YES, I heartily agree with him. Do not misunderstand, though. Education comes in many forms... sadly, you will not learn photography from a forum anymore than you can learn cooking from a cook book or or how to drive from reading an owner's manual or become a mechanic from reading car magazines.

You also need to realize that a professional photographer is someone that did a lot more than just read online forums, took a few snapshots and decided to make 5 million dollars a year one day. Like ANYTHING in life, it is going to take learning from MANY sources, LOTS of practice, LOTS of time and LOTS of effort. They spent YEARS learning and perfecting their craft.

There is a massive difference between someone that takes snapshots and someone that takes photographs... and any camera alone is NOT going to make that difference. It is all about the person behind the lens.

BTW, A D80 is not what I would call a "pro" camera. Its a great camera that takes very good pictures (but only if the person behind the camera knows what they are doing), and yes, some professionals use a D80 as a backup or what not... but its not what I would even come close to considering a "professional" level camera.

Talk to me about a pro camera and a D2x or D3 comes to mind... but not a D80. It is more along the lines of what is known as a "prosumer" camera. Thats a very cute marketing term that means "lets fool the public into thinking that they have something more than what they really have".

That thing about learning how to take wedding shots from a book made me laugh.

This summer I had a chance to shadow a pro at a wedding (with his permission of course... and even then, I was just watching from a distance what and how he did.
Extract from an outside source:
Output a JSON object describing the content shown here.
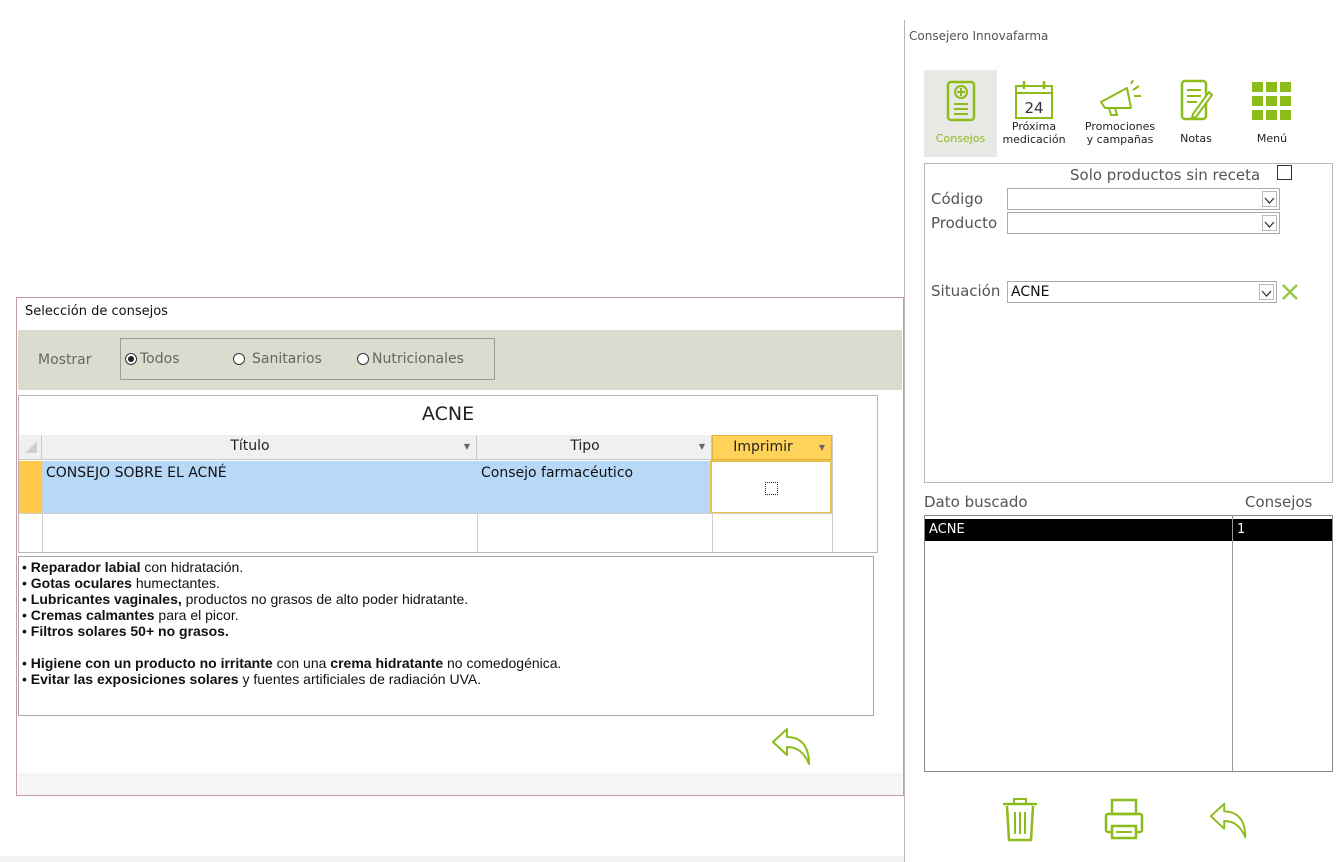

Some interesting things he told me and that I saw:

- On average, he takes between 1500-2000 pictures for any given wedding.
- Preparation time for any wedding event is takes 1-2 days by itself
- He loses on average 3-4 pounds on the day he works a wedding and he carries on his ankle this thing that measures distances. He averages something like 4-5 miles the day of the wedding.
- On his list of priorities, the absolute last thing on the list is his cheat sheet of what pictures he wants to take... there are 78 things above it ranging from organizing small things like talking to the family, clarifying expectations to making sure his suit is back from the cleaners to making sure he has 4 sets of fully charged batteries for EVERY camera and flash he owns. He has 2 sets of everything... cameras, lenses, tripods, umbrellas, etc...

I could go on and on... however if you like to read forums and what not, do searches on wedding photography. There are hundreds of places you will go that detail the horror and success stories and what it REALLY takes to be a wedding photographer... over and above 1 camera, 1 kit lens.

You are in for a HUGE surprise as to the differences between a true professional photographer and someone with a camera is (even if that other camera is a $15,000 camera!).